Nous les avons regroupé dans une salle. Je peux vous assurer qu’il y a quelque chose d’intéressant en eux. Nous avons aussi effectué une virée dans certaines salles de danse existant à Alger.

L’exigence du casting, c’est d’avoir le sens du rythme. Nos chorégraphes ont pour mission d’être originaux et simples. Le but, n’est pas de montrer une séance d’aérobic. Nous voulons présenter une chorégraphie animée et vivante mais qui signifiera en même temps quelque chose. Nous refusons d’emprunter une démarche trop classique comme dans le temps des ballets algériens qui ont fonctionné pendant des années. Ils étaient frappés d’un classicisme carré. Nous n’avons rien à prouver et nous voulons des chorégraphes qui n’ont rien à prouver non plus, qui se mettront simplement au service de la présentation logique de la société algérienne d’aujourd’hui à travers des chansons et des danses.

Est-ce que vous ferez appel à un styliste ou bien un habilleur suffira-t-il pour le choix des costumes ?

ll En général, pour un film classique, on a plus besoin d’un habilleur, puisque les personnages sont dans la quotidienneté. Par contre, pour une comédie musicale, nous devons styliser les personnages. Il ne faut pas que nous ayons peur d’une certaine forme d’exagération dans le style des costumes. On exige des couleurs de fiction parce que c’est une œuvre de fiction. Nous nous permettons, en tant qu’artistes, de fantasmer sur une Algérie qui serait sublimée.

Ça ne m’intéresse pas de filmer Alger telle qu’elle est maintenant. Je ne fais pas un reportage ou un documentaire. Je veux faire une fiction qui nous permettra de rêver.

Quand est-ce que la comédie sera prête pour la projection ?
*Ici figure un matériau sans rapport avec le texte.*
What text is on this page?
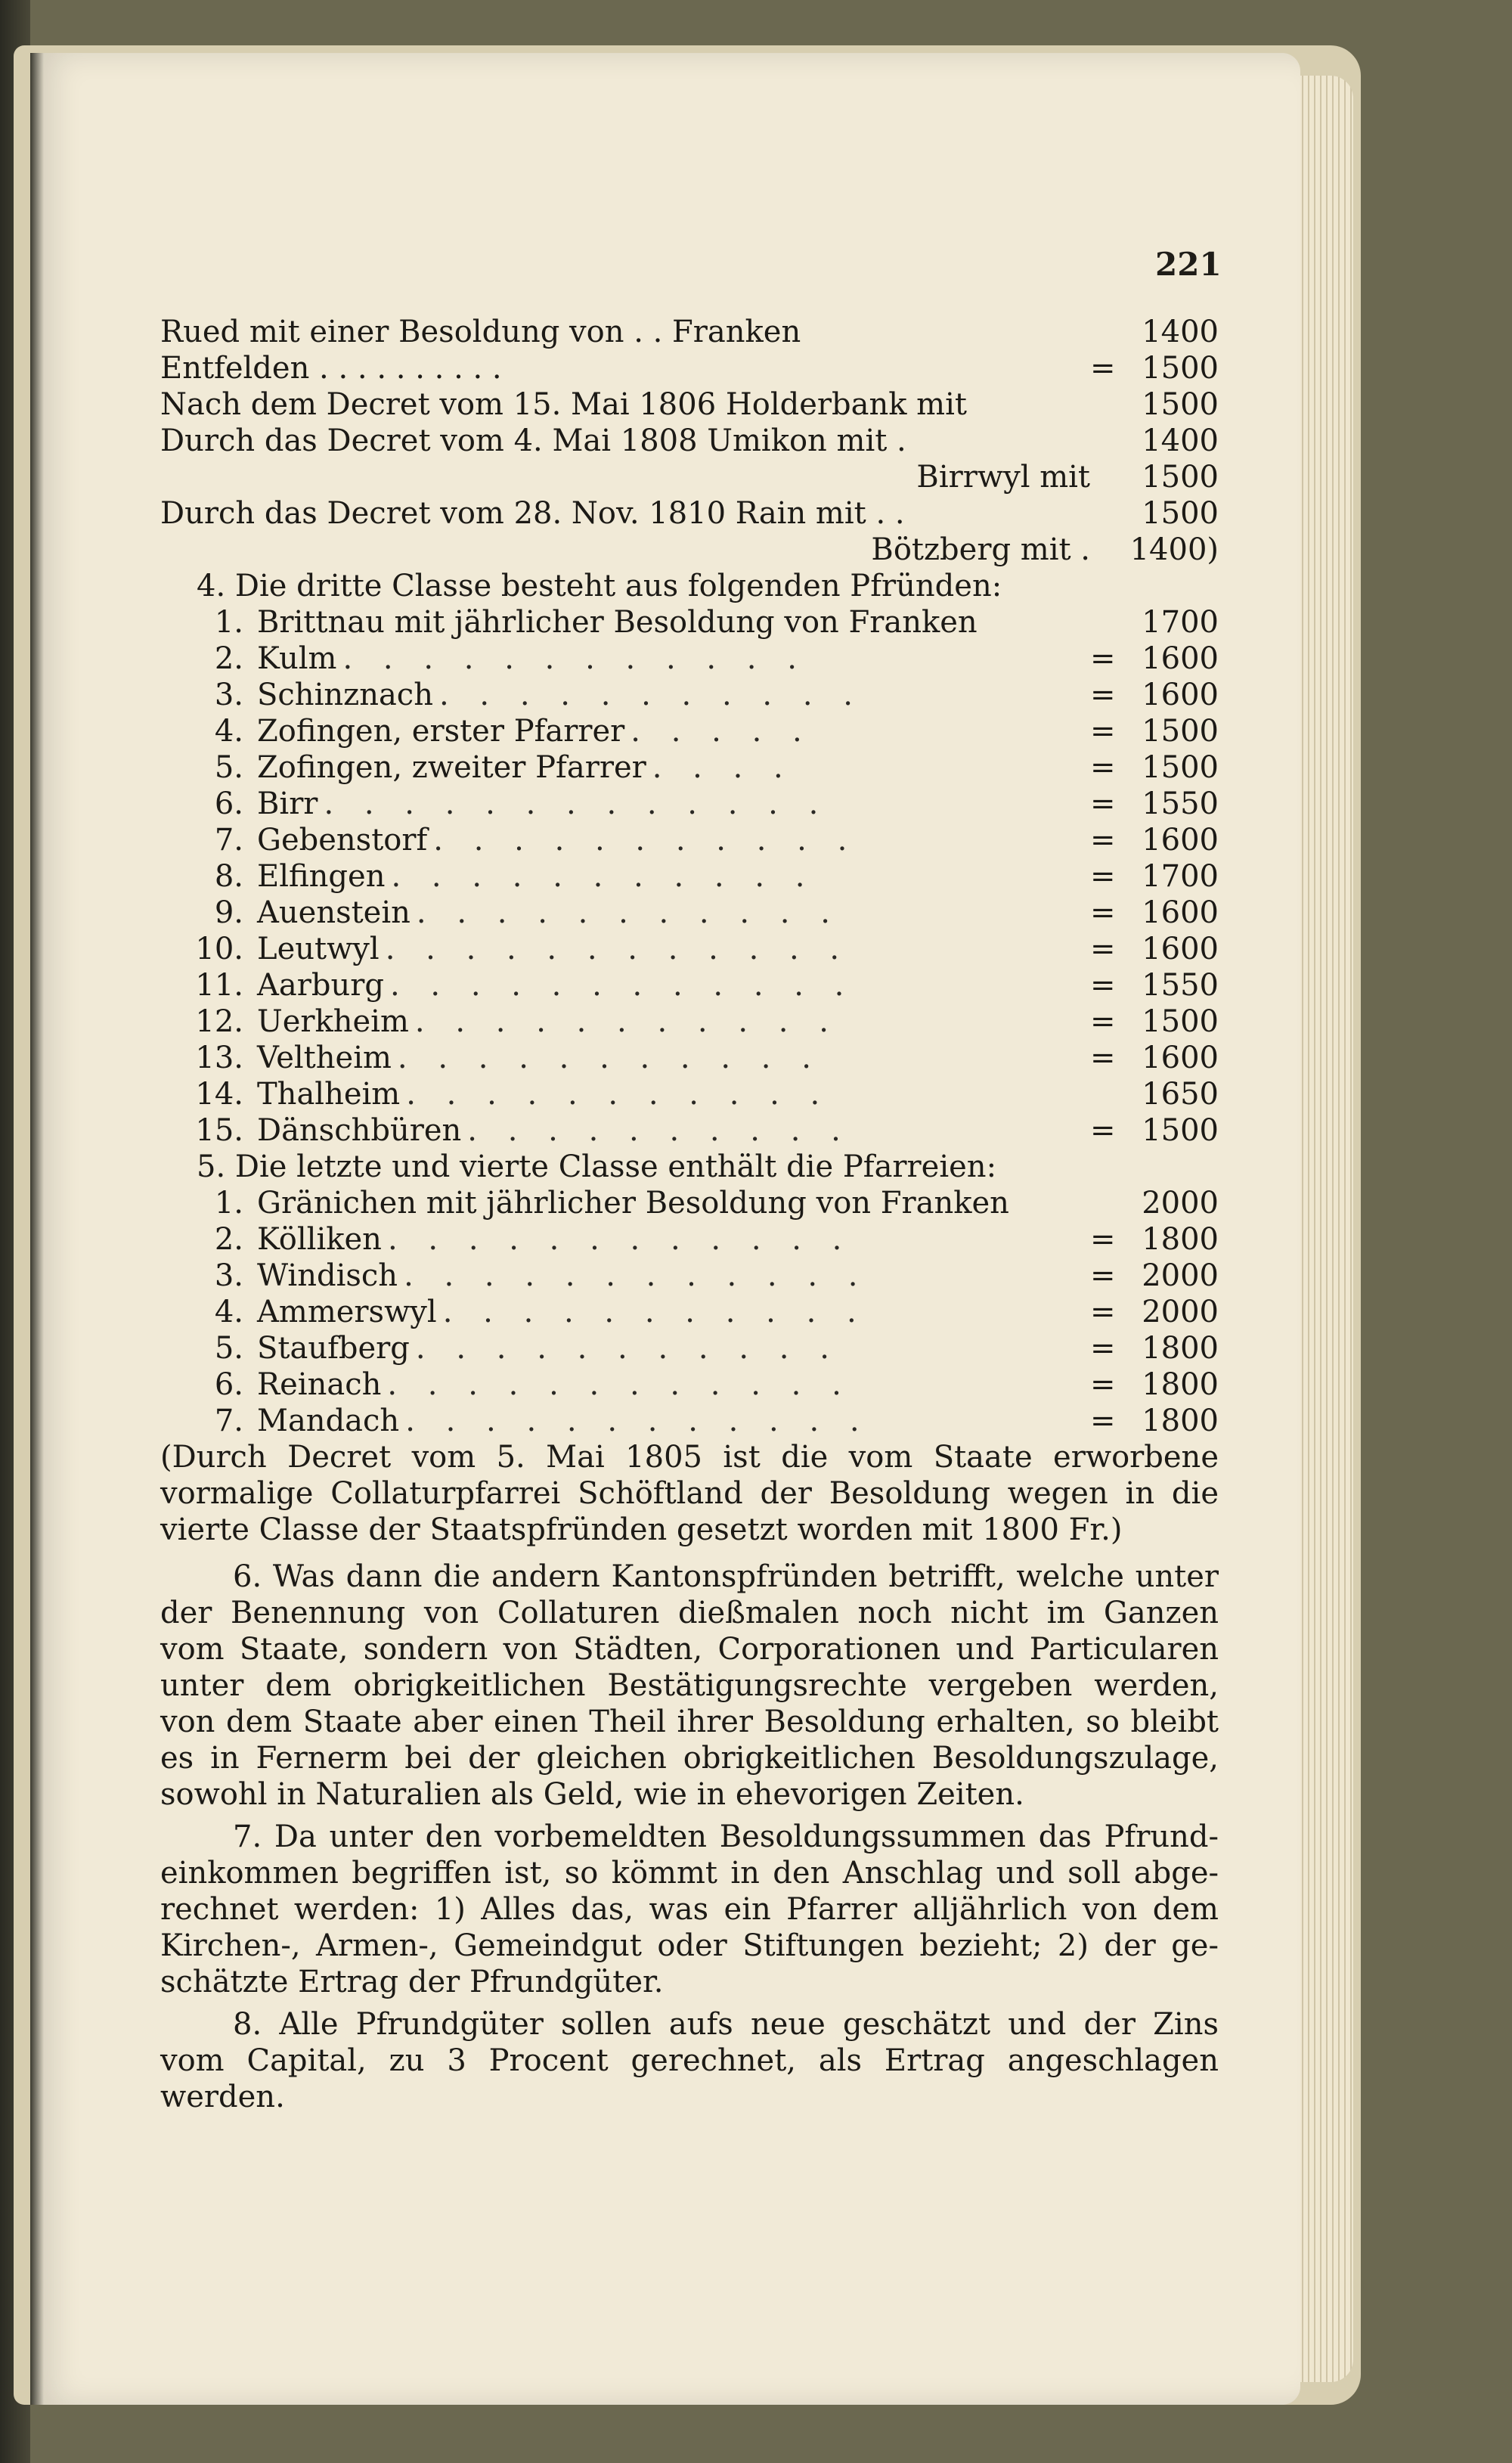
221
Rued mit einer Besoldung von . . Franken	1400
Entfelden . . . . . . . . . .	= 1500
Nach dem Decret vom 15. Mai 1806 Holderbank mit	1500
Durch das Decret vom 4. Mai 1808 Umikon mit .	1400
Birrwyl mit	1500
Durch das Decret vom 28. Nov. 1810 Rain mit . .	1500
Bötzberg mit .	1400)
4. Die dritte Classe besteht aus folgenden Pfründen:
1. Brittnau mit jährlicher Besoldung von Franken	1700
2. Kulm . . . . . . . . . . . .	= 1600
3. Schinznach . . . . . . . . . . .	= 1600
4. Zofingen, erster Pfarrer . . . . .	= 1500
5. Zofingen, zweiter Pfarrer . . . .	= 1500
6. Birr . . . . . . . . . . . . .	= 1550
7. Gebenstorf . . . . . . . . . . .	= 1600
8. Elfingen . . . . . . . . . . .	= 1700
9. Auenstein . . . . . . . . . . .	= 1600
10. Leutwyl . . . . . . . . . . . .	= 1600
11. Aarburg . . . . . . . . . . . .	= 1550
12. Uerkheim . . . . . . . . . . .	= 1500
13. Veltheim . . . . . . . . . . .	= 1600
14. Thalheim . . . . . . . . . . .	1650
15. Dänschbüren . . . . . . . . . .	= 1500
5. Die letzte und vierte Classe enthält die Pfarreien:
1. Gränichen mit jährlicher Besoldung von Franken	2000
2. Kölliken . . . . . . . . . . . .	= 1800
3. Windisch . . . . . . . . . . . .	= 2000
4. Ammerswyl . . . . . . . . . . .	= 2000
5. Staufberg . . . . . . . . . . .	= 1800
6. Reinach . . . . . . . . . . . .	= 1800
7. Mandach . . . . . . . . . . . .	= 1800

(Durch Decret vom 5. Mai 1805 ist die vom Staate erworbene vormalige Collaturpfarrei Schöftland der Besoldung wegen in die vierte Classe der Staatspfründen gesetzt worden mit 1800 Fr.)

6. Was dann die andern Kantonspfründen betrifft, welche unter der Benennung von Collaturen dießmalen noch nicht im Ganzen vom Staate, sondern von Städten, Corporationen und Particularen unter dem obrigkeitlichen Bestätigungsrechte vergeben werden, von dem Staate aber einen Theil ihrer Besoldung erhalten, so bleibt es in Fernerm bei der gleichen obrigkeitlichen Besoldungszulage, sowohl in Naturalien als Geld, wie in ehevorigen Zeiten.

7. Da unter den vorbemeldten Besoldungssummen das Pfrund-einkommen begriffen ist, so kömmt in den Anschlag und soll abge-rechnet werden: 1) Alles das, was ein Pfarrer alljährlich von dem Kirchen-, Armen-, Gemeindgut oder Stiftungen bezieht; 2) der ge-schätzte Ertrag der Pfrundgüter.

8. Alle Pfrundgüter sollen aufs neue geschätzt und der Zins vom Capital, zu 3 Procent gerechnet, als Ertrag angeschlagen werden.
ll Nous avons programmé le tournage pour le printemps. Nous voulons que la saison corresponde avec le thème et la philosophie du film.

Quoi de plus beau que de faire un film au printemps sur le renouveau. Nous prévoyons de le présenter en séance de clôture de l’année « Alger capitale de la culture arabe », sur une esplanade et écran géant. Parallèlement à la projection, nous préparons également un spectacle,  » life « . A la fin du spectacle, les chorégraphes viendront sur scène pour clôturer l’évènement. Tout cela sera ponctué d’un beau feu d’artifice.